Today was not a good day.
I don't know. I woke up in a fair to neutral mood. I got to work, though, and things just went to shit.
My company has what I like to call a cargo cult philosophy. Various people in authority at my firm read or hear of these new concepts or 'best practices' or 'development patterns' from people at other companies who have mindshare and think...hey! We should try that!
Nobody seems to ever put in the minimum next sixty seconds of thought and ask "...would that make any sense here?" Because invariably, no, it doesn't. Agile, DevOps, Readme-Driven Development, Scrum and Kanban, etc. These are all interesting ideas, and (in my opinion, yes) methodologies or philosophies that work really well for some people. However, (again in my opinion) saying 'if we adopt Agile we will do better' is just dumb, if it's not couched as 'Do we have the requisite conditions and skill set for Agile methodologies to be helpful?'
Today, we had 'Dogfood Day.' The concept is well known and simple. Eat your own dogfood. Have your own personnel use (actually use, not just 'test') your own products, pretending to be your customers. This should, in theory, offer your engineers better perspective on what their customers want and don't want; it should give smart people who aren't numb from familiarity a chance to spot UI or functional glitches or bad design decisions. It should even function as a sort of rough testing round for your apps. Sounds good, right?
Well. What if I told you that our software is built in modules, and each of those modules is intended to support a business process that is so labyrinthine (both from innate complexity and from a heavy burden of government regulation) that some of the richest companies in the world have entire departments whose jobs are bounded by the functionality of one of those seven or eight modules? Because, you know, this is true. Now: once you know that, consider this for a 'Dogfood Day': Take teams of your engineers, four or five people in each, and have them try to work through the entirety of the business process for all seven modules in one business day. Never mind that even those engineers who actually work on these modules probably aren't more than passably familiar with that one segment of the process, and never mind that the process involves huge amounts of tacit and subject-area knowledge.
Now, bear in mind that I don't even work on any of those software modules. I'm a DevOp; what I call an Op. I make shit run. I build servers, manage servers, and at the very very far end of my job description, I deploy code to those servers and make sure it functions. I never use our products other than to do minimal functionality checks, and since our company never bothered to really put in a management interface, any actual in-application management tasks I have to do get done externally via scripts or manual command-line tweaking.
In sum: I have no idea how this stuff works.
Now take me, a couple of weeks before we shut down for holidays and when I have a whole set of deadlines, and tell me I have to spend an entire day 'competitively' using those systems which automate a workflow I don't know and honestly couldn't care less about.
And make sure I'm in a really, really bad mood about every part of my life outside of work.
Well, I'm sure you can guess.
A while back, I worked myself into a really, really bad situation vis-a-vis another person.
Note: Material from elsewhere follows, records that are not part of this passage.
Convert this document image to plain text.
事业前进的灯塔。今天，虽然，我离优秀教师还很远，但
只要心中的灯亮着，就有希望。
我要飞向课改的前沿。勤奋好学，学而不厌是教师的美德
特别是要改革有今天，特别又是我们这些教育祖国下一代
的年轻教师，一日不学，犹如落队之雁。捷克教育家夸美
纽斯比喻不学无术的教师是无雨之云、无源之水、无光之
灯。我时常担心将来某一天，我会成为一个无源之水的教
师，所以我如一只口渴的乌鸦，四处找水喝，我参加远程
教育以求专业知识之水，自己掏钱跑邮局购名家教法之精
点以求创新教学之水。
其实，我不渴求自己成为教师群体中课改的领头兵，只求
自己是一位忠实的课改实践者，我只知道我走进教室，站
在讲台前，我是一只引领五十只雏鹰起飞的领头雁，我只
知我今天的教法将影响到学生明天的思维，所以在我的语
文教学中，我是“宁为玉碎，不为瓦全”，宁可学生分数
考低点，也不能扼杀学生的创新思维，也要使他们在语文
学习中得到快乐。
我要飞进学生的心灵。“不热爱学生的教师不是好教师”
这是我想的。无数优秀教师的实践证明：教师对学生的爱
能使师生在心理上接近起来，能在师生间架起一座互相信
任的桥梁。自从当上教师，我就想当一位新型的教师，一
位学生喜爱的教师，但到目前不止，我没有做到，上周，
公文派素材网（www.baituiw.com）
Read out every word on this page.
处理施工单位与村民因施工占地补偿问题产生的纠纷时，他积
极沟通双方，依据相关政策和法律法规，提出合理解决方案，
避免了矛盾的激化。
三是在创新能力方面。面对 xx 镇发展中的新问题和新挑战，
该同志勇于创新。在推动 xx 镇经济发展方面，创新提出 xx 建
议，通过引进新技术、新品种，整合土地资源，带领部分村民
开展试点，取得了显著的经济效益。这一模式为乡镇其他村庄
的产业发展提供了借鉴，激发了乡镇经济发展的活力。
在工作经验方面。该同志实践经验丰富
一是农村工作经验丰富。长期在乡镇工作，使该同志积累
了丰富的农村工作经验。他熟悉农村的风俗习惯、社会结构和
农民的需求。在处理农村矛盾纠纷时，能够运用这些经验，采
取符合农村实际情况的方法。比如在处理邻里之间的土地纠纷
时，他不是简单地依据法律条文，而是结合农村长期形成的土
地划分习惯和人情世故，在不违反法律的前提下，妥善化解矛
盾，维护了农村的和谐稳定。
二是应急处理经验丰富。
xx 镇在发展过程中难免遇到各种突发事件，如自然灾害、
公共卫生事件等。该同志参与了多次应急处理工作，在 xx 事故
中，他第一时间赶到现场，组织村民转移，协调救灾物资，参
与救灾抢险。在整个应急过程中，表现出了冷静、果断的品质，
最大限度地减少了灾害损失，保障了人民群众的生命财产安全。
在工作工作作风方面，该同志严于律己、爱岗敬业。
Not a bad situation involving the two of us. Rather, a bad situation where I was...well, never mind, it's not important. Suffice it to say, the situation is pretty much resolved - not in the sense of 'worked out' but in the sense of 'okay, this will never become an issue, and that's what you want, right? Right?'
Yes, it is.
For every good reason that ever existed.
But see, the fact that it won't become an issue...makes me feel fairly unimportant and useless and hopeless.
And that's not the worst bit. Worse than that is the fact that my feeling that way, despite knowing it's the best possible outcome, makes me angry as hell at myself, because it means...I'm useless and hopeless.
And you know what? As stupid as it sounds, those metaloops go on up the chain. There is an infinite spiral of fail here, and it's all mine.
At the end of the day, while the world will move on probably 'as it should' without any bad things having happened (or rather, without any 'Things That Really Should Not Happen, No, Not At All' having happened) - I gotta say, once more, it just feels like I sucked it up to make sure the world kept spinning. I sold myself a story to prevent myself from doing really, really stupid shit - but the stupid shit, while it would have probably made me and others miserable, would have been the truth, and the story is just another layer of the martyr complex I've wrapped around myself to try to 'ensure my suffering has meaning' or some shit.
That doesn't mean it was the wrong thing to do. But it does mean I need, desperately, to find another way to handle situations like this, because I've been doing it this way my whole life, and it's killing me.